An diesem Punkt der Präsentation der Dissertation von M. Kleiner möchte ich mit einigen kritischen Überlegungen beginnen, die keineswegs den Wert der verdienstvollen Untersuchung schmällern sollen. Kleiner geht davon aus, daß der Textverlauf durch v. 12ab gestört wird, Samuel erschiene zu früh. Diese Störung, die synchron nicht verständlich gemacht werden könne, sei nur aus der diachronen Entstehung des Textes verstehbar. Theologen einer späteren Zeit hätten v. 12ab eingefügt, um die Souveränität des YHWH-Propheten Samuel gegenüber der Totenbeschwörerin von En-Dor zu unterstreichen. Diese Interpretation beruht auf zahlreichen Vorannahmen, die kaum aus dem Kontext erschlossen werden können. Zunächst ist fraglich, ob der Name Samuel in v 12a tatsächlich zu früh vorkommt. Denn ohne Zweifel wird in v. 12a nicht aus der Erkenntnisperspektive der Frau von En-Dor formuliert, als ob sie persönlich sofort gewußt hätte, daß es sich um Samuel handelt, sondern aus der Perspektive des `auktorialen´ Erzählers, der um die Zusammenhänge der Gesamterzählung weiß und daher schon in v. 12 von Samuel sprechen kann. Dadurch wird natürlich der Leser in das Wissen des Erzählers miteinbezogen. Der Leser weiß zu diesem Punkt mehr als die Personen der Erzählung, Saul und die Frau von En-Dor. - Oder verbirgt sich in der Darstellung vv.12-14 folgende Erzählstragie: Die Frau von En-Dor, die tatsächlich Samuel aus der Totenwelt heraufsteigen sieht, erkennt zugleich noch ein zweites: Der Mann, der sie um den Zugang zum toten Samuel gebeten hat, ist Saul, der jegliche Totenbefragung verboten hat. Die betrogene Frau von En-Dor verbirgt nun auch dem Saul, daß sie Samuel erkannt hat. Schrittweise wird nun Saul dahin geführt, daß er selbst den Totengeist erkennt und mit ihm in Verbindung treten kann. Dadurch macht sich Saul den eigenen Anordnungen zufolge schuldig. Saul nimmt aktiv an der `Totenbeschwörung´ teil. Diese oder ähnliche Überlegungen müßten in Erwägung gezogen werden, bevor man sich zu einer diachronen Erklärung entschließt. Und dann bliebe immer noch unklar, warum der Eingriff in den Text nicht diese oder ähnliche Verständnisprobleme ausgeräumt habe.

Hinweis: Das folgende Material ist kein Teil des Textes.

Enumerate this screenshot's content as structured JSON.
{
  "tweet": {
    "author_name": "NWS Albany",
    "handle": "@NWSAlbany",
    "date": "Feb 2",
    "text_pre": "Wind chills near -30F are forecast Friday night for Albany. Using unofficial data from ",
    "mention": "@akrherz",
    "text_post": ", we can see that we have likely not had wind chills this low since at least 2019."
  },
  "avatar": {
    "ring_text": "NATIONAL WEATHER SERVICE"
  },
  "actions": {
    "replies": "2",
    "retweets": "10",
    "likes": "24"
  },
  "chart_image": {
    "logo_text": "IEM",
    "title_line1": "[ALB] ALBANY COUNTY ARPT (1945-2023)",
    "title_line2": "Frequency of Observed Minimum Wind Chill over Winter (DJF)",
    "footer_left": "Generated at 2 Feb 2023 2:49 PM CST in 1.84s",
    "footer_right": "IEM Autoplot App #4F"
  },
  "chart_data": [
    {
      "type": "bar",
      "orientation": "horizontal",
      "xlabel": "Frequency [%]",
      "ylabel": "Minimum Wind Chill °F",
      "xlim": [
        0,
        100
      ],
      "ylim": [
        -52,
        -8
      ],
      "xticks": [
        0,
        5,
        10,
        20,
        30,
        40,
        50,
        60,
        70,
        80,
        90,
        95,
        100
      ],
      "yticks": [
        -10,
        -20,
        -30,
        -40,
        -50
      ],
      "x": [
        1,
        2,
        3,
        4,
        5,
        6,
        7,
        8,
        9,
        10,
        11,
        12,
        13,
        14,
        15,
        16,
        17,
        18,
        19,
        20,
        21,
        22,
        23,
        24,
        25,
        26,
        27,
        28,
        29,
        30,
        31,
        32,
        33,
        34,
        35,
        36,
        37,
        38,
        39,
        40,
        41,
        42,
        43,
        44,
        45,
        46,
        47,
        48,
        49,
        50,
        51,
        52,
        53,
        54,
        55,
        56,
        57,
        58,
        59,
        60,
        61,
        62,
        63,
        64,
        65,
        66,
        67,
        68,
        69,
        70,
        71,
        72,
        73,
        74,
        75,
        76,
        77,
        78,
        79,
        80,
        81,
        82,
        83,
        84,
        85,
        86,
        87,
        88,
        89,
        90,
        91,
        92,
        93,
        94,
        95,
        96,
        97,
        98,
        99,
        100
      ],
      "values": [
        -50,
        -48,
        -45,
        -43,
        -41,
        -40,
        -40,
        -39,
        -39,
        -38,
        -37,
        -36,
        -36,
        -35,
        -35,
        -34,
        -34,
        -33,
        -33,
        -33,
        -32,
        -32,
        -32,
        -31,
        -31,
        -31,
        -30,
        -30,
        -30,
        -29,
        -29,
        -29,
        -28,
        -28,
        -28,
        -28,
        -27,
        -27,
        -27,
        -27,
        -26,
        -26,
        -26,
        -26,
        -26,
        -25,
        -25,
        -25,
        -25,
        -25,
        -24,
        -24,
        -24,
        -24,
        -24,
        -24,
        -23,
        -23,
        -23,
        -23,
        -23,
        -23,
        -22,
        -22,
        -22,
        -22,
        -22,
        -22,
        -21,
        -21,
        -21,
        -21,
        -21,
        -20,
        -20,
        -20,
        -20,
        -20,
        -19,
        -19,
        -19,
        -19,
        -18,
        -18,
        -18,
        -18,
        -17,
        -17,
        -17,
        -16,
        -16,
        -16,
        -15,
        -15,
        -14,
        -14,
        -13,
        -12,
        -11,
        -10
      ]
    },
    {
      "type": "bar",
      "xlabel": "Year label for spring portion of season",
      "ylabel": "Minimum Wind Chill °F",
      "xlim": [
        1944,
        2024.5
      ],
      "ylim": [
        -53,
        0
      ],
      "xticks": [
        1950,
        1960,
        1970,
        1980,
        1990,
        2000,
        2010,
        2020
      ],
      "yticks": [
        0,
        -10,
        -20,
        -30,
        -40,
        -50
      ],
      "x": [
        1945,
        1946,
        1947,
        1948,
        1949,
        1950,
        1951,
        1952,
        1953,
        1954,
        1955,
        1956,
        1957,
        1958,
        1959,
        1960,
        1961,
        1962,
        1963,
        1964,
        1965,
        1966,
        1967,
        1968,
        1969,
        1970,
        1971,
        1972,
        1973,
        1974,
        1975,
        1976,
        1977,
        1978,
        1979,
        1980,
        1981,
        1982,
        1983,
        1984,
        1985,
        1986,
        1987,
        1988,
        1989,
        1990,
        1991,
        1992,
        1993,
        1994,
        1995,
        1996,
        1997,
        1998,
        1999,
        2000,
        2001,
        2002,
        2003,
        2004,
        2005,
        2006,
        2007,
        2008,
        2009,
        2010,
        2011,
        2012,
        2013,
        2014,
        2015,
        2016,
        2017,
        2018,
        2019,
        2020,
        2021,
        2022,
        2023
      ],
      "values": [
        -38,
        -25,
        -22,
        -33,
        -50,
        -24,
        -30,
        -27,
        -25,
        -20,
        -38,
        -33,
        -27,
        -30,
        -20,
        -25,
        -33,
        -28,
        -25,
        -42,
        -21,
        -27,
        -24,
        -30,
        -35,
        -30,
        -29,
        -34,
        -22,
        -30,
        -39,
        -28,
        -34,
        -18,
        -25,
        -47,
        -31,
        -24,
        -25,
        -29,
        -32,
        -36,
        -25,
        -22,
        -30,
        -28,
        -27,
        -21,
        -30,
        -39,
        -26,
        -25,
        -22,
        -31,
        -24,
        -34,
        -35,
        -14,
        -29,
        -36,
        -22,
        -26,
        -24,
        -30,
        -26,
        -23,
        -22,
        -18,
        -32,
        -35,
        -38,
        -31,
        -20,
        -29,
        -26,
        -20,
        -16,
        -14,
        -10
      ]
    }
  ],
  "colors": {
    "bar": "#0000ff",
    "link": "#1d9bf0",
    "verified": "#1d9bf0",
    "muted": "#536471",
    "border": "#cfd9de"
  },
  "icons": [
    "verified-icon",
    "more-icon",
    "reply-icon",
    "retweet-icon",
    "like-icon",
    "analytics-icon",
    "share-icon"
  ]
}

Wenn d. A. von zwei mündlichen Vorstufen, nämlich einer Divinations- und Evokationserzählung, spricht, ist er sich der Problematik dieses Vorgehens bewußt. Zudem ist zu fragen, ob Divination und Evokation, zwei metasprachliche Klassifizierungshilfen, der Sache nach tatsächlich zwei grundlegend unterschiedliche `Bereiche´ bezeichnen (S. 185). Das Verb ÔÜâ `hinaufsteigen´ impliziert zwar eine räumliche Bewegung des `Toten´  von der Unterwelt herauf in die Nähe der Personen, die mit dem Toten sprechen wollen. Doch dies gilt wohl auch implizit für die Divination (durch einen Totengeist), die als Oberbegriff verstanden wird, „der als das gemeinsame Dach alle Bemühungen des Menschen, Kunde vom Kommenden zu erlangen, unter sich vereint“ (S. 27). Divination als Oberbegriff verstanden umfaßt demzufolge wohl die Evokation, die ja auch daraufhin angelegt ist, durch den Toten mit dem `jenseitigen´ Reich in Verbindung zu treten. Es bleibt auch unklar, welche Rolle eine `Totenbeschwörerin´ bei der Befragung des evoziierten Totengeistes spielt. Nach 1 Sam 28,15-19 ist wohl kaum von vornherein auszuschließen, daß die Frau von En-Dor bei der Orakelbefragung prinzipiell keine Funktion mehr besitzt (S. 185). Wenn nun aber Divination bzw. Wahrsagung (mit Hilfe eines Totengeistes) und Evokation bzw. Totenbeschwörung keine absoluten Gegensätze darstellen, bleibt eine diachrone bzw. synchrone Differenzierung mit Hilfe dieser Einteilungskriterien fraglich.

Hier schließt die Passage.